When I was a kid, the only notion of television addiction was humorously personified by the cowboy clad, TV obsessed "Mike Teevee" in the 1971 film, Willy Wonka and the Chocolate Factory. In contrast to today’s countless channels and 24-hours-a-day broadcasting, we only had three channels, no remote control, and the television stations went off air at the end of the day!
These days, superfluous television watching à la Mike Teevee has become the norm. According to the A.C. Nielsen Company, the average American watches more than 4 hours of television a day, equalling 28 hours a week or 2 months of non-stop TV viewing. If you live to be 65, you’ll have accumulated 9 years of having been glued to the television. Now, with on-demand internet streaming services like Netflix, there has been a rise in the phenomenon of binge watching, in which two to six episodes of the same television show is viewed in one sitting.
Studies have found that people who call themselves "television addicts" watch twice as much as the average viewer. In fact, one study found that self-described addicts watched an average of 56 hours a week, and that 2 to 12% of viewers see themselves as addicted, feeling unhappy watching as much as they do, yet seem powerless to stop themselves.
Going TV free
Each year, I like to observe Lent, a season in which I'd abstain from one habit. In 2006, I chose to forego watching television, prompted by the fact that I’d been spending entire Saturdays laying on the couch, marathon watching episodes of Law & Order. I'd always feel so guilty, painfully aware that I’d frittered away my entire day doing something so soul sucking, but would then go and do it again the following weekend.
As the Lent season wore on, I found that I didn’t really miss television all that much. Deciding to get rid of TV altogether, I cancelled my cable service and gave away my TV set. Ironically, I worked in television production at this time, and was expected to watch television to stay current with the latest topics and trends. Yet, being TV free was so liberating! I got stuff done, read more books, exercised faithfully, had a flourishing social life, and got more sleep!
At present, I am no longer TV free, but I always try to stay mindful about keeping my television watching habits in check!
Overcoming television addiction
How do you beat something so alluring and addictive as television? If you feel your TV viewing habits are consuming your life, and you’re really wanting to make a change, here are some strategies that can be effective for curbing your cravings:
Admit to yourself that you have a problem
Ignoring the problem or pretending that it doesn’t exist won’t make it go away. Like other addictions, the compulsion to watch is gradual, gaining more control over your thoughts and actions, and ultimately stealing time that could have spent on better things. Consider whether you’re using TV to avoid something more challenging, more uncomfortable, like work, exercise or relationships. The addiction fulfills the compulsion to run towards comfort and away from discomfort.
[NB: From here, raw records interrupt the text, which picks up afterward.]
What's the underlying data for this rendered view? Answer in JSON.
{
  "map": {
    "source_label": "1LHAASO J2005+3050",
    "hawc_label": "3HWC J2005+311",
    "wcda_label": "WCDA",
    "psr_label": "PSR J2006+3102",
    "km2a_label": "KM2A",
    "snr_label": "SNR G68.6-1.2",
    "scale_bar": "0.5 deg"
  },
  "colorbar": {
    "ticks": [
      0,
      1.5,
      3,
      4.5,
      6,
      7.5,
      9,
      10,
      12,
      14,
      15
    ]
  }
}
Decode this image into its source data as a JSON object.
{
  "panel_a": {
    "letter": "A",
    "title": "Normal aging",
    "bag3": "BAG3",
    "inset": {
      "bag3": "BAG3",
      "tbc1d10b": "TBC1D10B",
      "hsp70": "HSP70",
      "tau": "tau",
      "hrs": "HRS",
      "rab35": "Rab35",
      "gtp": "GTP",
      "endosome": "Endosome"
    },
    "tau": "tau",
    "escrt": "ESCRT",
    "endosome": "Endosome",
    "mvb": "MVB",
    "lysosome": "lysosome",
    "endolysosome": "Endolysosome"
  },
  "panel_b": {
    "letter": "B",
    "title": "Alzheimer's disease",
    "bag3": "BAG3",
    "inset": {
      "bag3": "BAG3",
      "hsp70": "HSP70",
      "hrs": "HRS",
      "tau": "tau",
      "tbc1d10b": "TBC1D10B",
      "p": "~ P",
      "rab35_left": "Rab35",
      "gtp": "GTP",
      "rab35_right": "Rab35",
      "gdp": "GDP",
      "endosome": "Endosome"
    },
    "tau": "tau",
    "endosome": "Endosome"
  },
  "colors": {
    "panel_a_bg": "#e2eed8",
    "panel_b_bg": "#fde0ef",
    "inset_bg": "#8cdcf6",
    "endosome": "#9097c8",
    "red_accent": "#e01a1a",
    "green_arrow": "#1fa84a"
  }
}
Assess the of the extent of your addiction
Keep track of how much television you are actually watching, even if you have to keep a written log the hours you’ve spent sat in front of the screen. Increase awareness of your motivation to watch by asking yourself these questions:
By watching the usual 4 hours of television this evening, will I feel any happier, healthier, or more fulfilled in the morning?
If I only watch 1 hour of television this evening, will I feel any less happy, healthy, or fulfilled in the morning?
Apart of short term entertainment and relaxation, what do I really get out of it?
When you gain the realization that you can turn off the television by a certain time at night and leave it off, it frees up a lot of time which you can use however you like. Plus, you’ll get a better night’s sleep!
Wean off gradually
To overcome your television addiction, try giving up watching for one evening, or one day of the week. At first, you may feel the tug of resistance, but keep telling yourself that “it’s just one day.” To avoid feeling tempted to reach for the remote, plan ahead by scheduling other activities to keep yourself occupied. Once you feel confident that you can go without television for one day without consequence, increase to two days a week, or for a entire weekend.
Use your time effectively
Nobody on their deathbed ever wished they’d spent more of their life watching television! Life is precious and not to be wasted! Think about what is important to you and that you only have a limited time in this life to do things that really matter. Instead of squandering your time bathed in the glow of the TV, explore new ways to spend your time. Go learn something new, acquire a new skill, take up a new hobby, make new friends, foster the ones you already have, or finish that project you left incomplete! Live your life consciously by deciding how you want to spend your time.
Remember, the alternatives to watching television are limited only by your imagination and willingness to move out of your comfort zone!